McAfee proposed that Web 2.0 technologies could actually threaten the hierarchical structure and bureaucratic lines that have long been the corporate skeleton.
Enabling workers to voice their opinions and possibly even make sensitive corporate problems or issues public is something executives need to think through, warned both men.
For "enlightened leaders," allowing workers to blog and use wikis could be a way to tap into new energies and new ideas, said McAfee. "Leaders want to build empires out there on the market. Bureaucrats want to build turf," he added. "If you want to protect your turf inside an organization, these are unfriendly tools to you."
It's not that easy, though, in the real business world where companies live and die on reputations and disenfranchised workers like to publicly vent their gripes, countered Davenport. "It's unrealistic to think that people who have power will surrender to people who have no power and think they're doing a bad job and want to blog about it," he said.
McAfee, however, shot back that if employees have something real to gripe about, a good leader would want to know about it.

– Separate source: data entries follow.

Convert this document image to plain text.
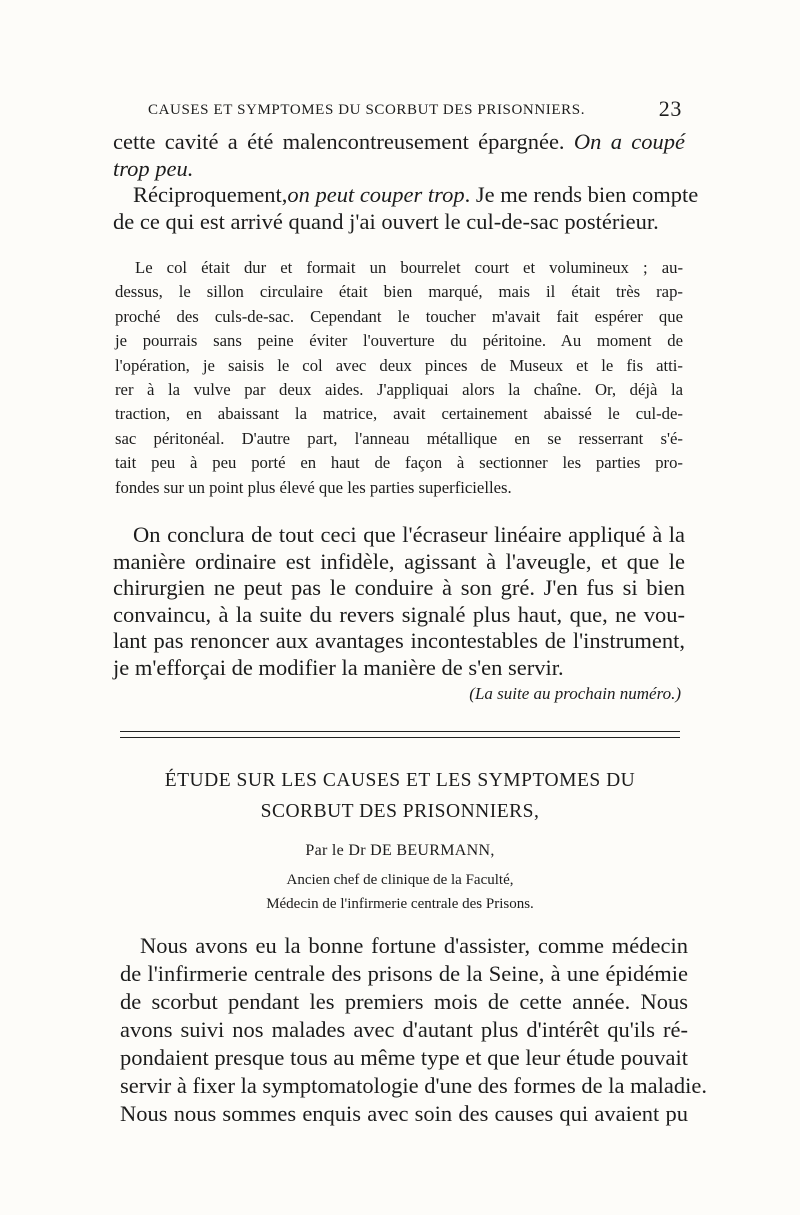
CAUSES ET SYMPTOMES DU SCORBUT DES PRISONNIERS.	23
cette cavité a été malencontreusement épargnée. On a coupé
trop peu.
Réciproquement,on peut couper trop. Je me rends bien compte
de ce qui est arrivé quand j'ai ouvert le cul-de-sac postérieur.
Le col était dur et formait un bourrelet court et volumineux ; au-
dessus, le sillon circulaire était bien marqué, mais il était très rap-
proché des culs-de-sac. Cependant le toucher m'avait fait espérer que
je pourrais sans peine éviter l'ouverture du péritoine. Au moment de
l'opération, je saisis le col avec deux pinces de Museux et le fis atti-
rer à la vulve par deux aides. J'appliquai alors la chaîne. Or, déjà la
traction, en abaissant la matrice, avait certainement abaissé le cul-de-
sac péritonéal. D'autre part, l'anneau métallique en se resserrant s'é-
tait peu à peu porté en haut de façon à sectionner les parties pro-
fondes sur un point plus élevé que les parties superficielles.
On conclura de tout ceci que l'écraseur linéaire appliqué à la
manière ordinaire est infidèle, agissant à l'aveugle, et que le
chirurgien ne peut pas le conduire à son gré. J'en fus si bien
convaincu, à la suite du revers signalé plus haut, que, ne vou-
lant pas renoncer aux avantages incontestables de l'instrument,
je m'efforçai de modifier la manière de s'en servir.
(La suite au prochain numéro.)
ÉTUDE SUR LES CAUSES ET LES SYMPTOMES DU
SCORBUT DES PRISONNIERS,
Par le Dr DE BEURMANN,
Ancien chef de clinique de la Faculté,
Médecin de l'infirmerie centrale des Prisons.
Nous avons eu la bonne fortune d'assister, comme médecin
de l'infirmerie centrale des prisons de la Seine, à une épidémie
de scorbut pendant les premiers mois de cette année. Nous
avons suivi nos malades avec d'autant plus d'intérêt qu'ils ré-
pondaient presque tous au même type et que leur étude pouvait
servir à fixer la symptomatologie d'une des formes de la maladie.
Nous nous sommes enquis avec soin des causes qui avaient pu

"It's a question of whether people senior enough in an organization want that information to percolate upward," he said. "These are good tools for those owners ... who want to look under the rocks for where the unpleasant truths are. I'd deploy an Enterprise 2.0 infrastructure to see what people inside it are saying."
Davenport said the idea of giving employees more of a voice isn't new and there long have been techniques, if not technology, to enable it. Want to know what a worker is thinking, put up a suggestion box, he said. And if a company, for instance, were to enable all 20,000 people to blog, who would read those blogs and make sure the company was using the best ideas and taking care of the problems that were coming up? It's simply unmanageable.

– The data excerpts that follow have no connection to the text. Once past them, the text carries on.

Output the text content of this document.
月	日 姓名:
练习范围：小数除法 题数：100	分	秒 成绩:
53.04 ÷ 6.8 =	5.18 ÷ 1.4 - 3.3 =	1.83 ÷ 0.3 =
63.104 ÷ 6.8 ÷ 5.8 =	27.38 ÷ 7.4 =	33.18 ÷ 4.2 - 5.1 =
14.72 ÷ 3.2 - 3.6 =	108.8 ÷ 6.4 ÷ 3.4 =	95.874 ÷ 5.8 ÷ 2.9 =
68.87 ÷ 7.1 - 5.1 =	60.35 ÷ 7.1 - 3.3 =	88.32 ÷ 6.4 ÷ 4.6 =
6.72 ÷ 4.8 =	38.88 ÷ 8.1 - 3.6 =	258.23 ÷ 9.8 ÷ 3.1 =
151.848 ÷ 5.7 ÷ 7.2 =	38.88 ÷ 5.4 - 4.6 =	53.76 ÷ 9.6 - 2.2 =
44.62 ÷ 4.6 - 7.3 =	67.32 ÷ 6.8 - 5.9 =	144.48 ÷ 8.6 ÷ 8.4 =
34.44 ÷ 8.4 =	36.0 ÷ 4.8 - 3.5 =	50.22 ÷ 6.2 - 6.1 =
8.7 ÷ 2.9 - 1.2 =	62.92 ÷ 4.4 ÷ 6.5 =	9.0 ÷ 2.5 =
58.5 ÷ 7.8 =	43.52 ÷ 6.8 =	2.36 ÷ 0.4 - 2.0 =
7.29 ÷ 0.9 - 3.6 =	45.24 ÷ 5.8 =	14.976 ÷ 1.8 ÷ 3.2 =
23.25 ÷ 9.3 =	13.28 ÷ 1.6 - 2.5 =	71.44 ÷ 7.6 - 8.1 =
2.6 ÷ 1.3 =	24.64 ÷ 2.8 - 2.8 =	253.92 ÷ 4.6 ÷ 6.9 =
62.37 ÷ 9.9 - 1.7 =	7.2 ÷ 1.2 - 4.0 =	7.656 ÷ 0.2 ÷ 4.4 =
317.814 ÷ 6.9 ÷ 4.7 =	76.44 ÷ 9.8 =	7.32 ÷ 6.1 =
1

"I keep looking at the organizations that are adopting these technologies to see what exactly they're being used for," said Davenport. "There was an article in Fortune about organizations that have established Facebook groups in pretty large numbers. It didn't say what people are using them for. ... I think they'll be used for social purposes far more than for business purposes. I think it's clear that if you have friends at work, the company will be more likely to retain you. ... Is that enough?"
For McAfee that is at least a great start.
"Why do you have to draw such a bright line?" he asked. "That distinction didn't occur to me. I just use Facebook. That's great. Business and social -- why does it have to be one or the other? Why wouldn't we want people to have that idea when they collaborate? Let's give them these tools and have some faith that they'll use them to do their jobs."